Recent Advances in Rechargeable Metal-CO 2 Batteries with Nonaqueous Electrolytes.

This review article discusses the recent advances in rechargeable metal-CO 2 batteries (MCBs), which include the Li, Na, K, Mg, and Al-based rechargeable CO 2 batteries, mainly with nonaqueous electrolytes. MCBs capture CO 2 during discharge by the CO 2 reduction reaction and release it during charging by the CO 2 evolution reaction. MCBs are recognized as one of the most sophisticated artificial modes for CO 2 fixation by electrical energy generation. However, extensive research and substantial developments are required before MCBs appear as reliable, sustainable, and safe energy storage systems.
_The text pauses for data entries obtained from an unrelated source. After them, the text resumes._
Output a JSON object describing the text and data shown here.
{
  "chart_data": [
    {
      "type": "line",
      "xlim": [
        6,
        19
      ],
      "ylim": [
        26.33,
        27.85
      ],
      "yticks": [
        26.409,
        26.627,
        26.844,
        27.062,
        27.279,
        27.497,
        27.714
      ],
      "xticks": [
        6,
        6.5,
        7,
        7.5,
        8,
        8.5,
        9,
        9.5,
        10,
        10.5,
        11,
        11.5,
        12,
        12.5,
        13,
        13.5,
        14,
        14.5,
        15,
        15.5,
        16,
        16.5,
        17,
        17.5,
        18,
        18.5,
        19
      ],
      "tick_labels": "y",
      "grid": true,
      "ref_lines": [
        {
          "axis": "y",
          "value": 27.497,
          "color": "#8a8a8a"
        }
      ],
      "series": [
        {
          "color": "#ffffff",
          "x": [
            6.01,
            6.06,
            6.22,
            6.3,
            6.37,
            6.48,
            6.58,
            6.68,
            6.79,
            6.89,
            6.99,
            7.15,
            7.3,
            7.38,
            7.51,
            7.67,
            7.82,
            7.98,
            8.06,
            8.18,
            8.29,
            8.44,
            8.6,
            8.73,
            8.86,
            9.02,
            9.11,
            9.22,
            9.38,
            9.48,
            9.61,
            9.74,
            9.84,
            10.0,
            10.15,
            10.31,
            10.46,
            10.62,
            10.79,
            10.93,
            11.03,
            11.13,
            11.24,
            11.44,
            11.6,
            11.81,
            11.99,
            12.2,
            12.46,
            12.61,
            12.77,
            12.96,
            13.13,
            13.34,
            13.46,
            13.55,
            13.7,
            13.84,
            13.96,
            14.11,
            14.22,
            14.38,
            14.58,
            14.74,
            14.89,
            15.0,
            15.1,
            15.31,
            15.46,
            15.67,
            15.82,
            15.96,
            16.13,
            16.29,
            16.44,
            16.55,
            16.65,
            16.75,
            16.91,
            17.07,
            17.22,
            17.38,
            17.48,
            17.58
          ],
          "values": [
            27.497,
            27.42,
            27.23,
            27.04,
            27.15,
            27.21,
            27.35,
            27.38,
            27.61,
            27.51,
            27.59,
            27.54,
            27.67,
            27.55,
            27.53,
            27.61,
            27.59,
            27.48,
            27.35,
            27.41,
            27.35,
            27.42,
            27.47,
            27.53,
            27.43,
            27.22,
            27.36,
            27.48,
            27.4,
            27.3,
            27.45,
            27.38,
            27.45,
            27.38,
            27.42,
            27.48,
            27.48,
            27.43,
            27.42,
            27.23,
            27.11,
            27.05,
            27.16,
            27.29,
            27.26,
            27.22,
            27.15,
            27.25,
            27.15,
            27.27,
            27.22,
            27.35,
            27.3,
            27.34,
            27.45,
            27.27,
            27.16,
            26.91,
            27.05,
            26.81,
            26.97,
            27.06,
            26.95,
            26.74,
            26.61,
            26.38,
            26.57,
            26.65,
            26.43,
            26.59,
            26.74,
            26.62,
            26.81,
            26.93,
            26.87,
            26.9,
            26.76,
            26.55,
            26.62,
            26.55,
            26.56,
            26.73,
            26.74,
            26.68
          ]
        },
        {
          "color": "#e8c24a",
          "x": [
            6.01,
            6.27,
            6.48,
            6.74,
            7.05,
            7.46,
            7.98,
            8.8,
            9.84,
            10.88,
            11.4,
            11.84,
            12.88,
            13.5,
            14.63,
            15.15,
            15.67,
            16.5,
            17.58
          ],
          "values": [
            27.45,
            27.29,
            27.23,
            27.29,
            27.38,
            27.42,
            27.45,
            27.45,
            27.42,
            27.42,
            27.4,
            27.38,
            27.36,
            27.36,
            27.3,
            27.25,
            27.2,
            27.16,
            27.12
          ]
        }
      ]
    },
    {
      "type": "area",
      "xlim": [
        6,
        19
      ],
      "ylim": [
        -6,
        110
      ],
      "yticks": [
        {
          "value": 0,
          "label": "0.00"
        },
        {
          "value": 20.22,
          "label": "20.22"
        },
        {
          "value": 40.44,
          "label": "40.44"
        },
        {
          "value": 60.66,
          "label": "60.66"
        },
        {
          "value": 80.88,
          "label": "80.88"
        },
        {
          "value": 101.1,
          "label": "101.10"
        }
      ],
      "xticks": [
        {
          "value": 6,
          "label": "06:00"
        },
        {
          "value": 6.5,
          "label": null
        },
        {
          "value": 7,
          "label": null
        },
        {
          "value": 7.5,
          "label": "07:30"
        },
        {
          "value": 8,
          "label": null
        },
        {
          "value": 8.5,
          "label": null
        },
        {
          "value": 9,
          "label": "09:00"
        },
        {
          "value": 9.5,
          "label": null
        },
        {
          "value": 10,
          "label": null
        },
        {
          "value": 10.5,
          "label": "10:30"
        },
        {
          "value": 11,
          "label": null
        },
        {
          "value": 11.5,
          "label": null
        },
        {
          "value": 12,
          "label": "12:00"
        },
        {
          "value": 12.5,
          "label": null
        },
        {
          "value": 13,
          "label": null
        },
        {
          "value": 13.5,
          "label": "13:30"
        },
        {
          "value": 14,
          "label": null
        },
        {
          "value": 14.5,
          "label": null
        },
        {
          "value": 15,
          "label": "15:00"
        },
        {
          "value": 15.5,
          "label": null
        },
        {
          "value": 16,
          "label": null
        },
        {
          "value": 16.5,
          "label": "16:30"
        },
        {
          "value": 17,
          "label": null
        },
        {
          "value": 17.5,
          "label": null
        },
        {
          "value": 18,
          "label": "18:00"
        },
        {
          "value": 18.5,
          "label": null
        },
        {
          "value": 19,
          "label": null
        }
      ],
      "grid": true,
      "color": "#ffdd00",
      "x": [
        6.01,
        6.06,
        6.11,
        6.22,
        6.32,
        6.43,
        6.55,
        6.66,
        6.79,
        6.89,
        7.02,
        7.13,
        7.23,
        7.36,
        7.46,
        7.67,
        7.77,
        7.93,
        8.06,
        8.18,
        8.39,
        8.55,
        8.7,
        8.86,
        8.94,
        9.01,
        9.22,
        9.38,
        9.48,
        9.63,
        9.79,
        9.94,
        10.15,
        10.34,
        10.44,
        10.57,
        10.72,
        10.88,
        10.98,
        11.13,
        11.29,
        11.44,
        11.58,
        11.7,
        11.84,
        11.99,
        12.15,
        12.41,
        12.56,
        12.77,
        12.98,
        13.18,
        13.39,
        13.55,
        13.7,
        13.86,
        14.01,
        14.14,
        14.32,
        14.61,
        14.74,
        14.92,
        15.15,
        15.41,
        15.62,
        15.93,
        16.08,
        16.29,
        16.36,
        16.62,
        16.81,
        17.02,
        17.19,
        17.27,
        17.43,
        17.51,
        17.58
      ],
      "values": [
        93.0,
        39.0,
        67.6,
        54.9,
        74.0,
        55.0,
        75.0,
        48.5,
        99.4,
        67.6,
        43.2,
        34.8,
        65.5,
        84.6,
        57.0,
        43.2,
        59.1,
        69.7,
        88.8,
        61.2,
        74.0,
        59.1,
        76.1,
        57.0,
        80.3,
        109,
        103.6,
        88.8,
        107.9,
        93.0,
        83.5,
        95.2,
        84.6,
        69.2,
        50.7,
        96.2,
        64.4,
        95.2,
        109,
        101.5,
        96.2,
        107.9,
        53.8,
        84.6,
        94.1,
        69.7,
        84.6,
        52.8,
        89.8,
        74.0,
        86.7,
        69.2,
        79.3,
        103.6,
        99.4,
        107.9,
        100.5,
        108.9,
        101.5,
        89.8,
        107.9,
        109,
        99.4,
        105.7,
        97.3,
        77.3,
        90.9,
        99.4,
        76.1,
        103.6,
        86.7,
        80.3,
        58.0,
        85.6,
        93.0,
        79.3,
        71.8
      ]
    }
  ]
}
The rechargeable MCBs suffer from the hindrances like huge charging-discharging overpotential and poor cyclability due to the incomplete decomposition and piling of the insulating and chemically stable compounds, mainly carbonates. Efficient cathode catalysts and a suitable architectural design of the cathode catalysts are essential to address this issue. Besides, electrolytes also play a vital role in safety, ionic transportation, stable solid-electrolyte interphase formation, gas dissolution, leakage, corrosion, operational voltage window, etc. The highly electrochemically active metals like Li, Na, and K anodes severely suffer from parasitic reactions and dendrite formation. Recent research works on the aforementioned secondary MCBs have been categorically reviewed here, portraying the latest findings on the key aspects governing secondary MCB performances.